The intent of the course is to have it grow dynamically by having interested members of the Linux community contribute to enhancing the course by offering other target choices. The course is meant for existing programmers who merely need a hands-on introduction to programming in the cross-platform environment typical of embedded systems development. The current beta version of the course can be found at this site.

This may or may not be its long-term home, depending on traffic and security concerns that may arise.

It would be ideal if we could find a target for about $100, perhaps using one of the reference designs that have surfaced in this last year. Then budget-crunched computer science departments could require the students to purchase the target; the cost would be in line with a textbook. Where could we find a $100 target that might survive for a reasonable lifetime in the PDA market?

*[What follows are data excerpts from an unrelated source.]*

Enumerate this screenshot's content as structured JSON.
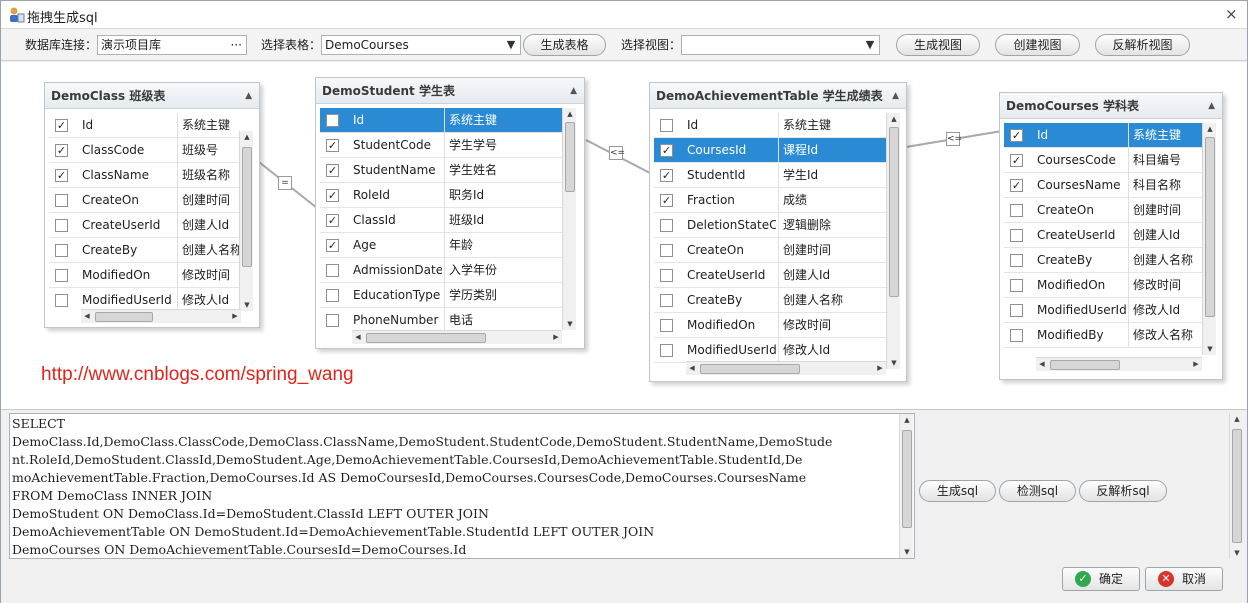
{
  "window": {
    "title": "拖拽生成sql",
    "close_glyph": "×"
  },
  "toolbar": {
    "db_label": "数据库连接：",
    "db_value": "演示项目库",
    "db_browse": "···",
    "table_label": "选择表格：",
    "table_value": "DemoCourses",
    "gen_table": "生成表格",
    "view_label": "选择视图：",
    "view_value": "",
    "gen_view": "生成视图",
    "create_view": "创建视图",
    "parse_view": "反解析视图"
  },
  "tables": [
    {
      "title": "DemoClass 班级表",
      "rows": [
        {
          "checked": true,
          "name": "Id",
          "desc": "系统主键"
        },
        {
          "checked": true,
          "name": "ClassCode",
          "desc": "班级号"
        },
        {
          "checked": true,
          "name": "ClassName",
          "desc": "班级名称"
        },
        {
          "checked": false,
          "name": "CreateOn",
          "desc": "创建时间"
        },
        {
          "checked": false,
          "name": "CreateUserId",
          "desc": "创建人Id"
        },
        {
          "checked": false,
          "name": "CreateBy",
          "desc": "创建人名称"
        },
        {
          "checked": false,
          "name": "ModifiedOn",
          "desc": "修改时间"
        },
        {
          "checked": false,
          "name": "ModifiedUserId",
          "desc": "修改人Id"
        }
      ]
    },
    {
      "title": "DemoStudent 学生表",
      "rows": [
        {
          "checked": false,
          "name": "Id",
          "desc": "系统主键",
          "selected": true
        },
        {
          "checked": true,
          "name": "StudentCode",
          "desc": "学生学号"
        },
        {
          "checked": true,
          "name": "StudentName",
          "desc": "学生姓名"
        },
        {
          "checked": true,
          "name": "RoleId",
          "desc": "职务Id"
        },
        {
          "checked": true,
          "name": "ClassId",
          "desc": "班级Id"
        },
        {
          "checked": true,
          "name": "Age",
          "desc": "年龄"
        },
        {
          "checked": false,
          "name": "AdmissionDate",
          "desc": "入学年份"
        },
        {
          "checked": false,
          "name": "EducationType",
          "desc": "学历类别"
        },
        {
          "checked": false,
          "name": "PhoneNumber",
          "desc": "电话"
        }
      ]
    },
    {
      "title": "DemoAchievementTable 学生成绩表",
      "rows": [
        {
          "checked": false,
          "name": "Id",
          "desc": "系统主键"
        },
        {
          "checked": true,
          "name": "CoursesId",
          "desc": "课程Id",
          "selected": true
        },
        {
          "checked": true,
          "name": "StudentId",
          "desc": "学生Id"
        },
        {
          "checked": true,
          "name": "Fraction",
          "desc": "成绩"
        },
        {
          "checked": false,
          "name": "DeletionStateCode",
          "desc": "逻辑删除"
        },
        {
          "checked": false,
          "name": "CreateOn",
          "desc": "创建时间"
        },
        {
          "checked": false,
          "name": "CreateUserId",
          "desc": "创建人Id"
        },
        {
          "checked": false,
          "name": "CreateBy",
          "desc": "创建人名称"
        },
        {
          "checked": false,
          "name": "ModifiedOn",
          "desc": "修改时间"
        },
        {
          "checked": false,
          "name": "ModifiedUserId",
          "desc": "修改人Id"
        }
      ]
    },
    {
      "title": "DemoCourses 学科表",
      "rows": [
        {
          "checked": true,
          "name": "Id",
          "desc": "系统主键",
          "selected": true
        },
        {
          "checked": true,
          "name": "CoursesCode",
          "desc": "科目编号"
        },
        {
          "checked": true,
          "name": "CoursesName",
          "desc": "科目名称"
        },
        {
          "checked": false,
          "name": "CreateOn",
          "desc": "创建时间"
        },
        {
          "checked": false,
          "name": "CreateUserId",
          "desc": "创建人Id"
        },
        {
          "checked": false,
          "name": "CreateBy",
          "desc": "创建人名称"
        },
        {
          "checked": false,
          "name": "ModifiedOn",
          "desc": "修改时间"
        },
        {
          "checked": false,
          "name": "ModifiedUserId",
          "desc": "修改人Id"
        },
        {
          "checked": false,
          "name": "ModifiedBy",
          "desc": "修改人名称"
        }
      ]
    }
  ],
  "relations": {
    "r1": "=",
    "r2": "<=",
    "r3": "<="
  },
  "watermark": "http://www.cnblogs.com/spring_wang",
  "sql": {
    "lines": [
      "SELECT",
      "DemoClass.Id,DemoClass.ClassCode,DemoClass.ClassName,DemoStudent.StudentCode,DemoStudent.StudentName,DemoStude",
      "nt.RoleId,DemoStudent.ClassId,DemoStudent.Age,DemoAchievementTable.CoursesId,DemoAchievementTable.StudentId,De",
      "moAchievementTable.Fraction,DemoCourses.Id AS DemoCoursesId,DemoCourses.CoursesCode,DemoCourses.CoursesName",
      "FROM DemoClass INNER JOIN",
      "DemoStudent ON DemoClass.Id=DemoStudent.ClassId LEFT OUTER JOIN",
      "DemoAchievementTable ON DemoStudent.Id=DemoAchievementTable.StudentId LEFT OUTER JOIN",
      "DemoCourses ON DemoAchievementTable.CoursesId=DemoCourses.Id"
    ]
  },
  "sql_actions": {
    "gen": "生成sql",
    "check": "检测sql",
    "parse": "反解析sql"
  },
  "footer": {
    "ok": "确定",
    "cancel": "取消"
  },
  "colors": {
    "selected_row": "#2a8ad4",
    "watermark": "#e1251b",
    "ok_icon": "#2fa84f",
    "cancel_icon": "#d9332b"
  }
}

Companies such as IBM and Motorola, which have released reference designs, might consider this as a way to promulgate their design ideas to the next generation of embedded-system programmers. Or perhaps a company like Sharp might consider giving one of its obsolete PDAs a second lease on life by aiming it at this market. The PDA could be packaged with the free course on a CD. We might also hope that the costs for such products will decrease dramatically as they become commodities.

Dr. Richard Sevenich is a professor of computer science at Eastern Washington University in Cheney, Wash. His main areas of interest are application-specific languages, fuzzy logic, and industrial control. He has been a featured speaker at the O’Reilly Open Source Convention.